Seit der Steinzeit lieben Menschen Geschichten. Auch heute lässt sich Alt und Jung von guten Storys begeistern, egal ob am Lagerfeuer, beim Film, im Print, im Web und auch auf mobilen Geräten. Aber was macht eine gute Story aus?

MATTHIAS GÜNTHER Wer kennt sie nicht, die langweilige App, die wir nach zehn Sekunden wieder löschen. Und das spannende Magazin, das uns die Zeit vergessen lässt?

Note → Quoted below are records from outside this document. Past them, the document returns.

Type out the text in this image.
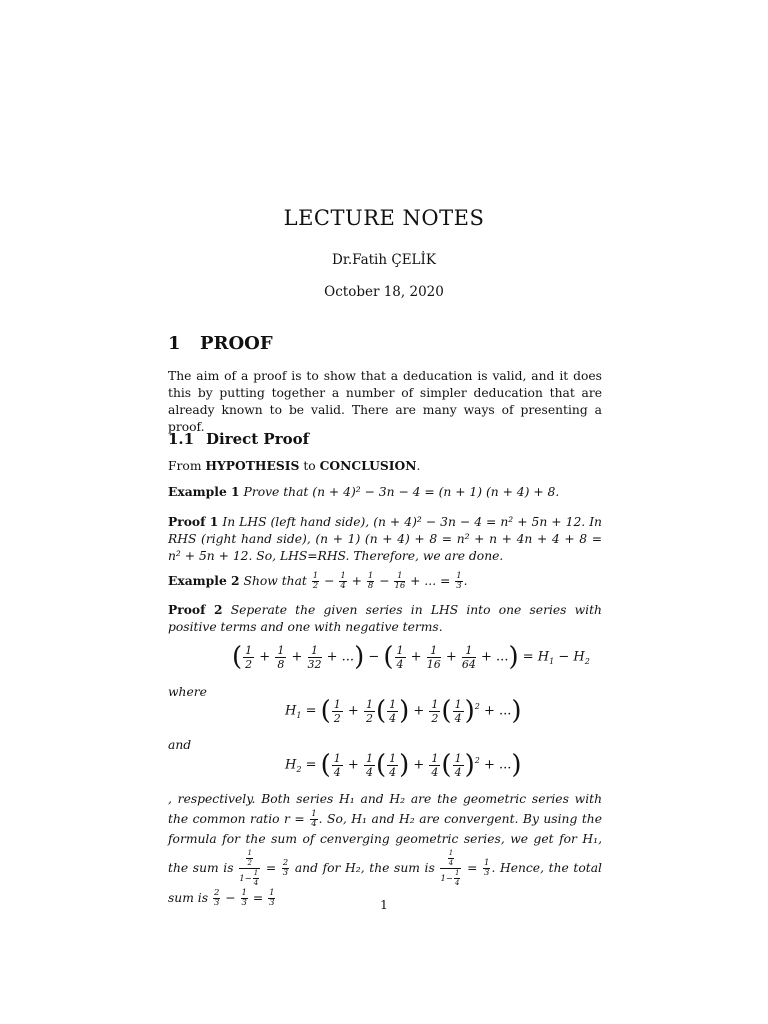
LECTURE NOTES
Dr.Fatih ÇELİK
October 18, 2020
1 PROOF
The aim of a proof is to show that a deducation is valid, and it does this by putting together a number of simpler deducation that are already known to be valid. There are many ways of presenting a proof.
1.1 Direct Proof
From HYPOTHESIS to CONCLUSION.
Example 1 Prove that (n + 4)² − 3n − 4 = (n + 1) (n + 4) + 8.
Proof 1 In LHS (left hand side), (n + 4)² − 3n − 4 = n² + 5n + 12. In RHS (right hand side), (n + 1) (n + 4) + 8 = n² + n + 4n + 4 + 8 = n² + 5n + 12. So, LHS=RHS. Therefore, we are done.
Example 2 Show that $\frac{1}{2} - \frac{1}{4} + \frac{1}{8} - \frac{1}{16}$ + ... = $\frac{1}{3}$ .
Proof 2 Seperate the given series in LHS into one series with positive terms and one with negative terms.
( $\frac{1}{2} + \frac{1}{8} + \frac{1}{32}$ + ...) − ( $\frac{1}{4} + \frac{1}{16} + \frac{1}{64}$ + ...) = $H_1 - H_2$
where
$H_1$ = ( $\frac{1}{2} + \frac{1}{2}$ ( $\frac{1}{4}$ ) + $\frac{1}{2}$ ( $\frac{1}{4} )^2$ + ...)
and
$H_2$ = ( $\frac{1}{4} + \frac{1}{4}$ ( $\frac{1}{4}$ ) + $\frac{1}{4}$ ( $\frac{1}{4} )^2$ + ...)
, respectively. Both series H₁ and H₂ are the geometric series with the common ratio $r = \frac{1}{4}$ . So, H₁ and H₂ are convergent. By using the formula for the sum of cenverging geometric series, we get for H₁, the sum is $\frac{\frac{1}{2}}{1- \frac{1}{4}} = \frac{2}{3}$ and for H₂, the sum is $\frac{\frac{1}{4}}{1- \frac{1}{4}} = \frac{1}{3}$ . Hence, the total sum is $\frac{2}{3} - \frac{1}{3} = \frac{1}{3}$	1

Erfolgreiche Publikationen, egal ob Print, Web oder App, nutzen eine Technik, die wir neudeutsch Storytelling nennen: das Geschichtenerzählen.

Gute Geschichten erzählen sich nicht zufällig. Es gibt Muster und Vorgehensweisen, die sich über Jahrtausende entwickelt und herausgebildet haben.

Gute Geschichten

Nehmen wir als Analogie den Spielfilm: In einem Film wird alles in den Dienst der Story gestellt: Schauspieler, Schauplätze, Licht, Musik und dergleichen werden immer mit Bezug zur Geschichte ausgewählt. Sie sollen die Story unterstützen und für sich wirken lassen. Es kommt eben nicht nur auf die Geschichte selbst an, sondern auch darauf, wie sie erzählt wird.

Und Gleiches gilt für Publikationen und Werbung, wenn wir gute Storyteller werden wollen. Die Story wird zum Rahmen, in welchem innerhalb der Möglichkeiten des Mediums mit allen Mitteln inszeniert wird. Guten Storystrukturen sind vier Prinzipien gemeinsam:

    Sie verfügen über eine Hauptfigur, mit der wir uns identifizieren können.
    Es gibt ein Ziel, das erreicht werden soll.
    Auf dem Weg zum Ziel kommt es zu verschiedenen Konflikten, die Spannung aufbauen.
    Am Ende steht eine Lösung, die meist auch eine Veränderung zum Ausgangspunkt darstellt.

Eine gute Geschichte ist nicht einfach das simple Aneinanderreihen von Sequenzen – es braucht Fokussierung und Reduktion, um die Geschichte zum Erlebnis werden zu lassen.

Das Wichtigste dabei ist der Einstieg. Wir müssen die Hauptfigur und ihre Motivationen verstehen können. Wir müssen uns mit ihr identifizieren und eine emotionale Verbindung zu ihr aufbauen können. Je besser wir die Hauptfigur kennen oder zu kennen glauben, desto besser können wir ihre späteren Handlungen nachvollziehen.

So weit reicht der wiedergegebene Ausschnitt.